The transactions give Cressey more than 80% of the units – an important threshold because of a B.C. law that went into effect last year that stipulated that if 80% of owners in a building agree that they want to sell the site, they are able to go to B.C. Supreme Court to get approval to transfer ownership to a liquidator that would market the property, complete a sale and distribute assets to owners.

Bel-Ayre’s owners had voted 30-6, or 83.33%, in January to wind up the strata and sell the site to BCIMC Realty for $19 million. BCIMC Realty had a separate agreement in place that would have seen it transfer the building’s ownership to Bentall Kennedy.

Dissenting owners in court are able to argue either that they will suffer undue hardship as a result of the sale or that the process was not followed appropriately in an effort to quash the sale.

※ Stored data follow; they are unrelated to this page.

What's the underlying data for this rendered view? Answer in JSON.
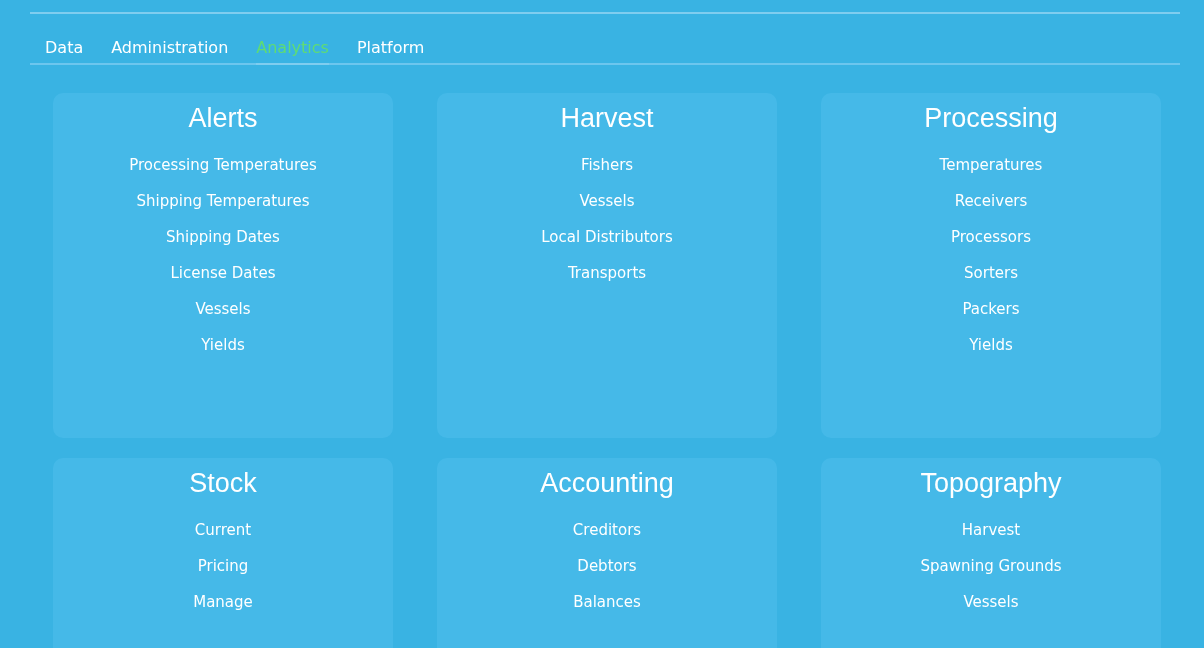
{
  "tabs": [
    {
      "label": "Data",
      "selected": false
    },
    {
      "label": "Administration",
      "selected": false
    },
    {
      "label": "Analytics",
      "selected": true
    },
    {
      "label": "Platform",
      "selected": false
    }
  ],
  "sections": [
    {
      "title": "Alerts",
      "items": [
        "Processing Temperatures",
        "Shipping Temperatures",
        "Shipping Dates",
        "License Dates",
        "Vessels",
        "Yields"
      ]
    },
    {
      "title": "Harvest",
      "items": [
        "Fishers",
        "Vessels",
        "Local Distributors",
        "Transports"
      ]
    },
    {
      "title": "Processing",
      "items": [
        "Temperatures",
        "Receivers",
        "Processors",
        "Sorters",
        "Packers",
        "Yields"
      ]
    },
    {
      "title": "Stock",
      "items": [
        "Current",
        "Pricing",
        "Manage"
      ]
    },
    {
      "title": "Accounting",
      "items": [
        "Creditors",
        "Debtors",
        "Balances"
      ]
    },
    {
      "title": "Topography",
      "items": [
        "Harvest",
        "Spawning Grounds",
        "Vessels"
      ]
    }
  ]
}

Bel-Ayre owners, such as Christine Raverty and husband Steve Handy, successfully argued in court that the strata corporation had not followed the process exactly as it should have and, on September 21, Justice Warren Millman ruled in their favour and dismissed the attempted sale.

“The deal blew up,” Lammam said. “Then we got the opportunity to step in to the deal.”

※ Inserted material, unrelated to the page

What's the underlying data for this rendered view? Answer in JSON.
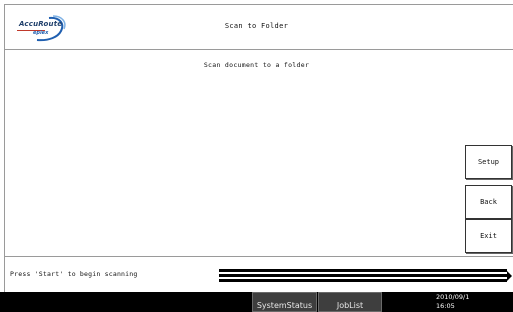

He added that he does not think that it is right for a small percentage of owners to “control the fortunes of the vast majority” and that he is happy with the transactions.

“It is a good opportunity with long term potential,” Lammam said. “Is it a redevelopment site? Is it a holding property? We’re not sure at this point.

We just know that this is a good opportunity with some longterm potential.”

His goal is to have Cressey finalize transactions to buy the remaining seven units and the company has made offers to those owners to purchase their homes.

A tenant in one of the suites, Nathan Skillen, told BIV December 5 that he has been living in a suite that is owned by a family member. Cressey has given the suite owner the opportunity to have the suite for free for four months, starting in December. Skillen said his rent will then go up to $950 per month for four months. The rent will then go up to $1,500 for four months.

He is not sure whether he will be allowed to stay longer than that and said that he may move out of the suite before the higher-rent threshold is reached.